【kubernetes/k8s源码分析】eviction机制原理以及源码解析

版权声明:本文为博主原创文章,未经博主允许不得转载。 https://blog.csdn.net/zhonglinzhang/article/details/84245188

What?

Why?

  kubelet通过OOM Killer来回收缺点:

  • System OOM events会保存记录直到完成了OOM
  • OOM Killer干掉containers后,Scheduler可能又会调度新的Pod到该Node上或者直接在node上重新运行,又会触发该Node上的OOM Killer,可能无限循化这种操作

How?

  kubelet启动eviction默认值

--eviction-hard="imagefs.available<15%,memory.available<100Mi,nodefs.available<10%,nodefs.inodesFree<5%"

--eviction-max-pod-grace-period="0"

--eviction-minimum-reclaim=""

--eviction-pressure-transition-period="5m0s"

--eviction-soft=""

--eviction-soft-grace-period=""

      注意:分为eviction-soft和eviction-hard。soft到达threshold值时会给pod一段时间优雅退出,而hard直接杀掉pod,不给任何优雅退出的机会

  eviction singal

  • memory.available
  • nodefs.available
  • nodefs.inodesFree
  • imagefs.available
  • imagefs.inodesFree
  • allocatableMemory.available

注意:

  • nodefs: 指node自身的存储,存储运行日志等
  • imagefs: 指dockerd存储image和容器可写层

managerImpl结构体

  • killPodFunc: 赋值为killPodNow方法
  • imageGC: 出现diskPressure时,imageGC进行删除未使用的镜像
  • thresholdsFirstObservedAt : 记录threshold第一次观察到的时间
  • resourceToRankFunc - 定义各种Resource进行evict 挑选时的排名方法。
  • nodeConditionsLastObservedAt: 上一次获取的eviction signal的记录
  • notifierInitialized - bool值,表示threshold notifier是否已经初始化,以确定是否可以利用kernel memcg notification功能来提高evict的响应速度。
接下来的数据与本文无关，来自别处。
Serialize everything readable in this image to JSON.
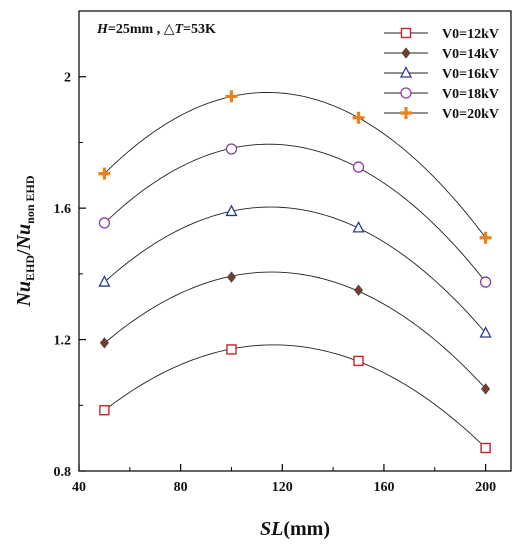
{
  "chart_data": {
    "type": "scatter",
    "title": "",
    "annotation": "H=25mm , △T=53K",
    "xlabel": "SL(mm)",
    "ylabel": "Nu_EHD/Nu_non EHD",
    "xlim": [
      40,
      210
    ],
    "ylim": [
      0.8,
      2.2
    ],
    "xticks": [
      40,
      80,
      120,
      160,
      200
    ],
    "yticks": [
      0.8,
      1.2,
      1.6,
      2.0
    ],
    "xtick_labels": [
      "40",
      "80",
      "120",
      "160",
      "200"
    ],
    "ytick_labels": [
      "0.8",
      "1.2",
      "1.6",
      "2"
    ],
    "x": [
      50,
      100,
      150,
      200
    ],
    "fit": "quadratic trend curve through each series",
    "legend_position": "top-right",
    "grid": false,
    "series": [
      {
        "name": "V0=12kV",
        "marker": "square",
        "color": "#c0282d",
        "values": [
          0.985,
          1.17,
          1.135,
          0.87
        ]
      },
      {
        "name": "V0=14kV",
        "marker": "diamond",
        "color": "#7a3b2e",
        "values": [
          1.19,
          1.39,
          1.35,
          1.05
        ]
      },
      {
        "name": "V0=16kV",
        "marker": "triangle",
        "color": "#2b3a8f",
        "values": [
          1.375,
          1.59,
          1.54,
          1.22
        ]
      },
      {
        "name": "V0=18kV",
        "marker": "circle",
        "color": "#8a3f9e",
        "values": [
          1.555,
          1.78,
          1.725,
          1.375
        ]
      },
      {
        "name": "V0=20kV",
        "marker": "plus",
        "color": "#e8821e",
        "values": [
          1.705,
          1.94,
          1.875,
          1.51
        ]
      }
    ]
  }
}
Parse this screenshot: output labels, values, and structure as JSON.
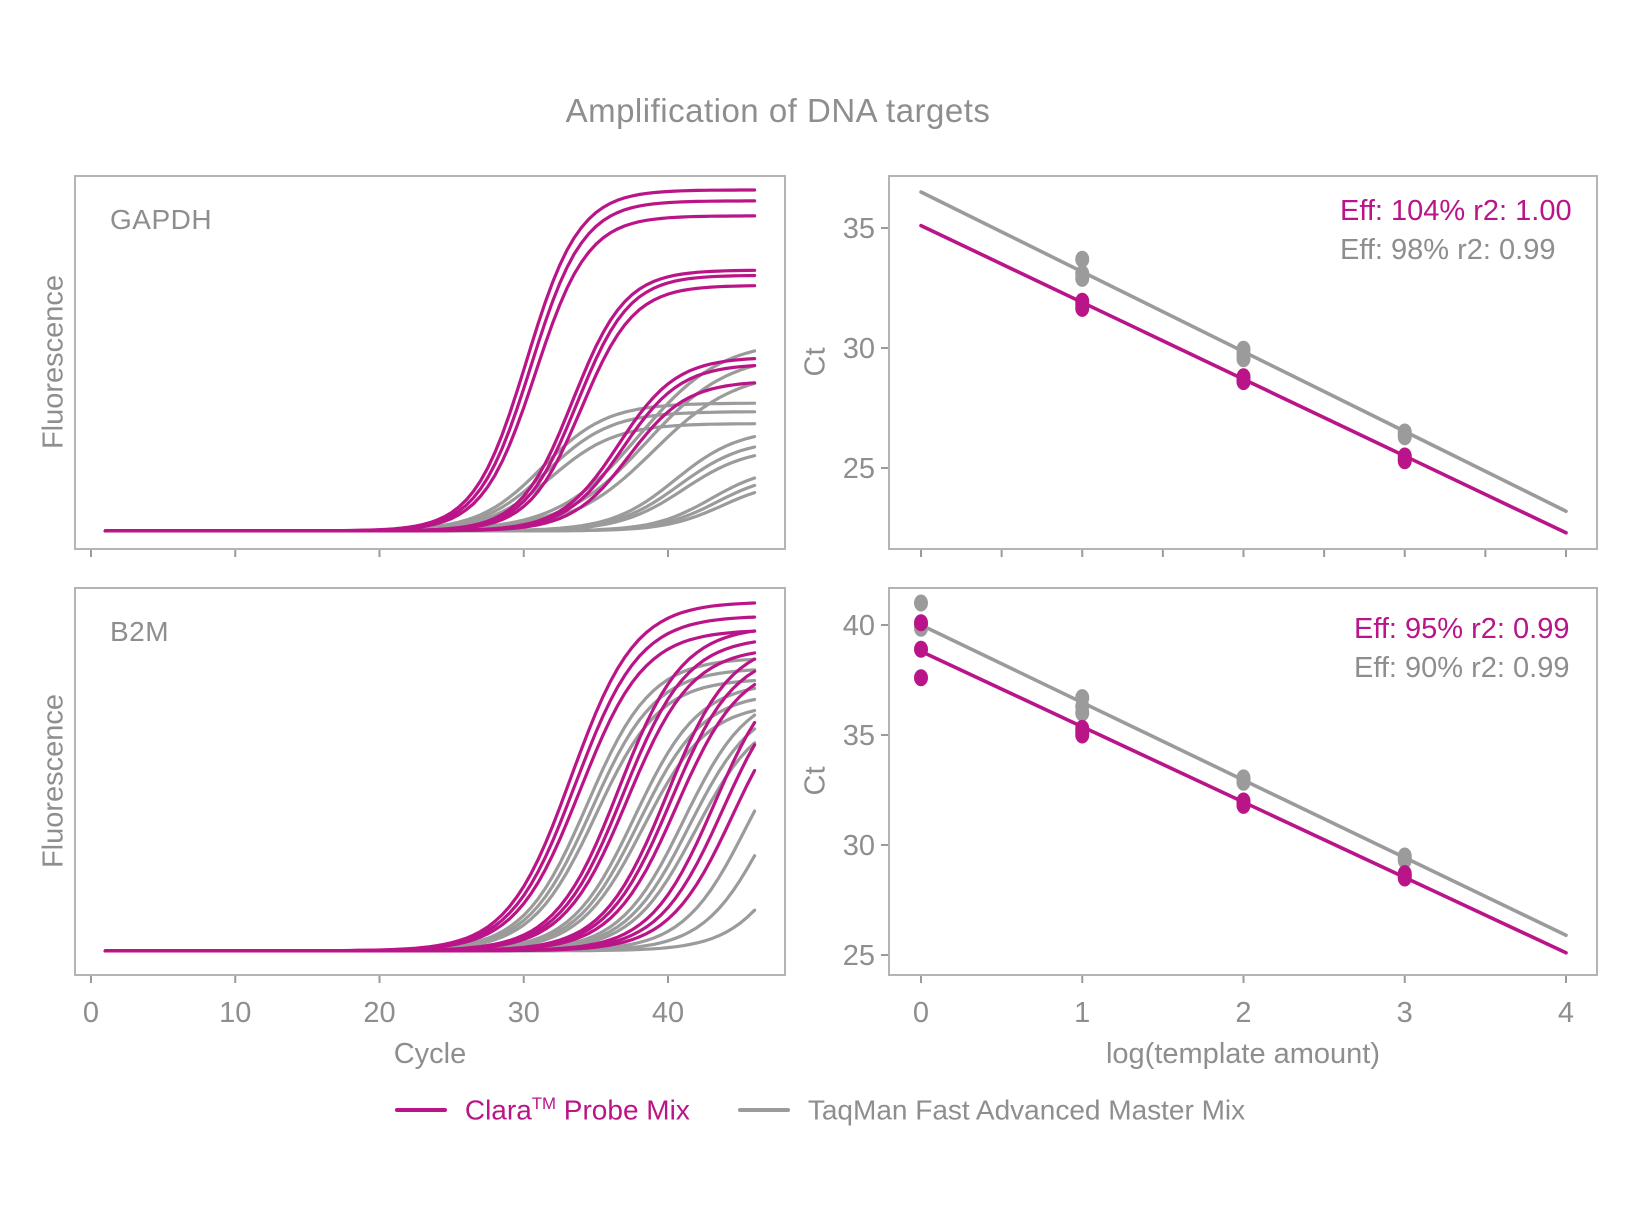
{
  "title": "Amplification of DNA targets",
  "colors": {
    "magenta": "#ba1588",
    "gray": "#9b9b9b",
    "text": "#8e8e8e",
    "border": "#b4b4b4"
  },
  "legend": {
    "items": [
      {
        "id": "clara",
        "label_pre": "Clara",
        "label_sup": "TM",
        "label_post": " Probe Mix",
        "color_key": "magenta"
      },
      {
        "id": "taqman",
        "label_pre": "TaqMan Fast Advanced Master Mix",
        "label_sup": "",
        "label_post": "",
        "color_key": "gray"
      }
    ]
  },
  "chart_data": [
    {
      "id": "gapdh-amplification",
      "type": "line",
      "panel_label": "GAPDH",
      "xlabel": "Cycle",
      "ylabel": "Fluorescence",
      "x_ticks": [
        0,
        10,
        20,
        30,
        40
      ],
      "show_x_tick_labels": false,
      "x_range": [
        1,
        46
      ],
      "curve_model": "fluorescence = plateau / (1 + exp(-k * (cycle - midpoint)))",
      "k": 0.55,
      "curves": [
        {
          "mix": "taqman",
          "midpoint": 31.3,
          "plateau": 0.375,
          "k": 0.45
        },
        {
          "mix": "taqman",
          "midpoint": 31.6,
          "plateau": 0.35,
          "k": 0.45
        },
        {
          "mix": "taqman",
          "midpoint": 31.9,
          "plateau": 0.315,
          "k": 0.45
        },
        {
          "mix": "taqman",
          "midpoint": 38.0,
          "plateau": 0.56,
          "k": 0.35
        },
        {
          "mix": "taqman",
          "midpoint": 38.5,
          "plateau": 0.52,
          "k": 0.35
        },
        {
          "mix": "taqman",
          "midpoint": 39.0,
          "plateau": 0.47,
          "k": 0.35
        },
        {
          "mix": "taqman",
          "midpoint": 40.5,
          "plateau": 0.3,
          "k": 0.45
        },
        {
          "mix": "taqman",
          "midpoint": 40.8,
          "plateau": 0.27,
          "k": 0.45
        },
        {
          "mix": "taqman",
          "midpoint": 41.1,
          "plateau": 0.245,
          "k": 0.45
        },
        {
          "mix": "taqman",
          "midpoint": 43.0,
          "plateau": 0.19,
          "k": 0.5
        },
        {
          "mix": "taqman",
          "midpoint": 43.4,
          "plateau": 0.17,
          "k": 0.5
        },
        {
          "mix": "taqman",
          "midpoint": 43.8,
          "plateau": 0.15,
          "k": 0.5
        },
        {
          "mix": "clara",
          "midpoint": 30.2,
          "plateau": 1.0
        },
        {
          "mix": "clara",
          "midpoint": 30.5,
          "plateau": 0.968
        },
        {
          "mix": "clara",
          "midpoint": 30.8,
          "plateau": 0.924
        },
        {
          "mix": "clara",
          "midpoint": 33.4,
          "plateau": 0.765
        },
        {
          "mix": "clara",
          "midpoint": 33.7,
          "plateau": 0.75
        },
        {
          "mix": "clara",
          "midpoint": 34.0,
          "plateau": 0.72
        },
        {
          "mix": "clara",
          "midpoint": 36.6,
          "plateau": 0.51,
          "k": 0.5
        },
        {
          "mix": "clara",
          "midpoint": 36.9,
          "plateau": 0.49,
          "k": 0.5
        },
        {
          "mix": "clara",
          "midpoint": 37.3,
          "plateau": 0.44,
          "k": 0.5
        }
      ]
    },
    {
      "id": "gapdh-standard-curve",
      "type": "scatter",
      "ylabel": "Ct",
      "y_ticks": [
        25,
        30,
        35
      ],
      "ylim": [
        21.6,
        37.2
      ],
      "xlim": [
        -0.2,
        4.2
      ],
      "x_ticks": [
        0,
        0.5,
        1,
        1.5,
        2,
        2.5,
        3,
        3.5,
        4
      ],
      "show_x_tick_labels": false,
      "annotations": [
        {
          "text": "Eff: 104% r2: 1.00",
          "mix": "clara"
        },
        {
          "text": "Eff: 98% r2: 0.99",
          "mix": "taqman"
        }
      ],
      "series": [
        {
          "mix": "taqman",
          "line": {
            "x": [
              0,
              4
            ],
            "ct": [
              36.5,
              23.2
            ]
          },
          "points": [
            {
              "x": 1,
              "ct": [
                33.7,
                33.1,
                32.9
              ]
            },
            {
              "x": 2,
              "ct": [
                29.95,
                29.75,
                29.55
              ]
            },
            {
              "x": 3,
              "ct": [
                26.5,
                26.4,
                26.3
              ]
            }
          ]
        },
        {
          "mix": "clara",
          "line": {
            "x": [
              0,
              4
            ],
            "ct": [
              35.1,
              22.3
            ]
          },
          "points": [
            {
              "x": 1,
              "ct": [
                31.95,
                31.8,
                31.65
              ]
            },
            {
              "x": 2,
              "ct": [
                28.8,
                28.7,
                28.6
              ]
            },
            {
              "x": 3,
              "ct": [
                25.5,
                25.4,
                25.3
              ]
            }
          ]
        }
      ]
    },
    {
      "id": "b2m-amplification",
      "type": "line",
      "panel_label": "B2M",
      "xlabel": "Cycle",
      "ylabel": "Fluorescence",
      "x_ticks": [
        0,
        10,
        20,
        30,
        40
      ],
      "show_x_tick_labels": true,
      "x_range": [
        1,
        46
      ],
      "curve_model": "fluorescence = plateau / (1 + exp(-k * (cycle - midpoint)))",
      "k": 0.45,
      "curves": [
        {
          "mix": "taqman",
          "midpoint": 34.4,
          "plateau": 0.84
        },
        {
          "mix": "taqman",
          "midpoint": 34.7,
          "plateau": 0.81
        },
        {
          "mix": "taqman",
          "midpoint": 35.0,
          "plateau": 0.78
        },
        {
          "mix": "taqman",
          "midpoint": 37.7,
          "plateau": 0.77
        },
        {
          "mix": "taqman",
          "midpoint": 38.0,
          "plateau": 0.74
        },
        {
          "mix": "taqman",
          "midpoint": 38.3,
          "plateau": 0.71
        },
        {
          "mix": "taqman",
          "midpoint": 41.1,
          "plateau": 0.75
        },
        {
          "mix": "taqman",
          "midpoint": 41.5,
          "plateau": 0.72
        },
        {
          "mix": "taqman",
          "midpoint": 41.9,
          "plateau": 0.69
        },
        {
          "mix": "taqman",
          "midpoint": 45.5,
          "plateau": 0.72
        },
        {
          "mix": "taqman",
          "midpoint": 47.0,
          "plateau": 0.7
        },
        {
          "mix": "taqman",
          "midpoint": 49.5,
          "plateau": 0.68
        },
        {
          "mix": "clara",
          "midpoint": 33.3,
          "plateau": 1.0
        },
        {
          "mix": "clara",
          "midpoint": 33.6,
          "plateau": 0.96
        },
        {
          "mix": "clara",
          "midpoint": 33.9,
          "plateau": 0.92
        },
        {
          "mix": "clara",
          "midpoint": 36.6,
          "plateau": 0.93
        },
        {
          "mix": "clara",
          "midpoint": 36.9,
          "plateau": 0.9
        },
        {
          "mix": "clara",
          "midpoint": 37.2,
          "plateau": 0.87
        },
        {
          "mix": "clara",
          "midpoint": 39.9,
          "plateau": 0.89
        },
        {
          "mix": "clara",
          "midpoint": 40.2,
          "plateau": 0.86
        },
        {
          "mix": "clara",
          "midpoint": 40.6,
          "plateau": 0.83
        },
        {
          "mix": "clara",
          "midpoint": 43.2,
          "plateau": 0.84
        },
        {
          "mix": "clara",
          "midpoint": 43.8,
          "plateau": 0.81
        },
        {
          "mix": "clara",
          "midpoint": 44.5,
          "plateau": 0.78
        }
      ]
    },
    {
      "id": "b2m-standard-curve",
      "type": "scatter",
      "xlabel": "log(template amount)",
      "ylabel": "Ct",
      "y_ticks": [
        25,
        30,
        35,
        40
      ],
      "ylim": [
        23.9,
        41.6
      ],
      "xlim": [
        -0.2,
        4.2
      ],
      "x_ticks": [
        0,
        1,
        2,
        3,
        4
      ],
      "show_x_tick_labels": true,
      "annotations": [
        {
          "text": "Eff: 95% r2: 0.99",
          "mix": "clara"
        },
        {
          "text": "Eff: 90% r2: 0.99",
          "mix": "taqman"
        }
      ],
      "series": [
        {
          "mix": "taqman",
          "line": {
            "x": [
              0,
              4
            ],
            "ct": [
              40.0,
              25.9
            ]
          },
          "points": [
            {
              "x": 0,
              "ct": [
                41.0,
                40.0,
                39.85
              ]
            },
            {
              "x": 1,
              "ct": [
                36.7,
                36.3,
                36.0
              ]
            },
            {
              "x": 2,
              "ct": [
                33.05,
                32.95,
                32.85
              ]
            },
            {
              "x": 3,
              "ct": [
                29.5,
                29.4,
                29.3
              ]
            }
          ]
        },
        {
          "mix": "clara",
          "line": {
            "x": [
              0,
              4
            ],
            "ct": [
              38.8,
              25.1
            ]
          },
          "points": [
            {
              "x": 0,
              "ct": [
                40.1,
                38.9,
                37.6
              ]
            },
            {
              "x": 1,
              "ct": [
                35.3,
                35.15,
                35.0
              ]
            },
            {
              "x": 2,
              "ct": [
                32.0,
                31.9,
                31.8
              ]
            },
            {
              "x": 3,
              "ct": [
                28.7,
                28.6,
                28.5
              ]
            }
          ]
        }
      ]
    }
  ]
}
目前创建manager时该值为false,是否要利用kernel memcg notification,完全取决于kubelet的--experimental-kernel-memcg-notification参数。
// managerImpl implements Manager
type managerImpl struct {
	//  used to track time
	clock clock.Clock
	// config is how the manager is configured
	config Config
	// the function to invoke to kill a pod
	killPodFunc KillPodFunc
	// the interface that knows how to do image gc
	imageGC ImageGC
	// the interface that knows how to do container gc
	containerGC ContainerGC
	// protects access to internal state
	sync.RWMutex
	// node conditions are the set of conditions present
	nodeConditions []v1.NodeConditionType
	// captures when a node condition was last observed based on a threshold being met
	nodeConditionsLastObservedAt nodeConditionsObservedAt
	// nodeRef is a reference to the node
	nodeRef *v1.ObjectReference
	// used to record events about the node
	recorder record.EventRecorder
	// used to measure usage stats on system
	summaryProvider stats.SummaryProvider
	// records when a threshold was first observed
	thresholdsFirstObservedAt thresholdsObservedAt
	// records the set of thresholds that have been met (including graceperiod) but not yet resolved
	thresholdsMet []evictionapi.Threshold
	// signalToRankFunc maps a resource to ranking function for that resource.
	signalToRankFunc map[evictionapi.Signal]rankFunc
	// signalToNodeReclaimFuncs maps a resource to an ordered list of functions that know how to reclaim that resource.
	signalToNodeReclaimFuncs map[evictionapi.Signal]nodeReclaimFuncs
	// last observations from synchronize
	lastObservations signalObservations
	// dedicatedImageFs indicates if imagefs is on a separate device from the rootfs
	dedicatedImageFs *bool
	// thresholdNotifiers is a list of memory threshold notifiers which each notify for a memory eviction threshold
	thresholdNotifiers []ThresholdNotifier
	// thresholdsLastUpdated is the last time the thresholdNotifiers were updated.
	thresholdsLastUpdated time.Time
}

1. eviction manager初始化

  路径: pkg/kubelet/kubelet.go

  1.1 eviction 配置参数

     可以参照上面kubelet启动eviction默认值

	thresholds, err := eviction.ParseThresholdConfig(enforceNodeAllocatable, kubeCfg.EvictionHard, kubeCfg.EvictionSoft, kubeCfg.EvictionSoftGracePeriod, kubeCfg.EvictionMinimumReclaim)
	if err != nil {
		return nil, err
	}
	evictionConfig := eviction.Config{
		PressureTransitionPeriod: kubeCfg.EvictionPressureTransitionPeriod.Duration,
		MaxPodGracePeriodSeconds: int64(kubeCfg.EvictionMaxPodGracePeriod),
		Thresholds:               thresholds,
		KernelMemcgNotification:  experimentalKernelMemcgNotification,
		PodCgroupRoot:            kubeDeps.ContainerManager.GetPodCgroupRoot(),
	}

  1.2 初始化eviction manager

	// setup eviction manager
	evictionManager, evictionAdmitHandler := eviction.NewManager(klet.resourceAnalyzer, evictionConfig, killPodNow(klet.podWorkers, kubeDeps.Recorder), klet.imageManager, klet.containerGC, kubeDeps.Recorder, nodeRef, klet.clock)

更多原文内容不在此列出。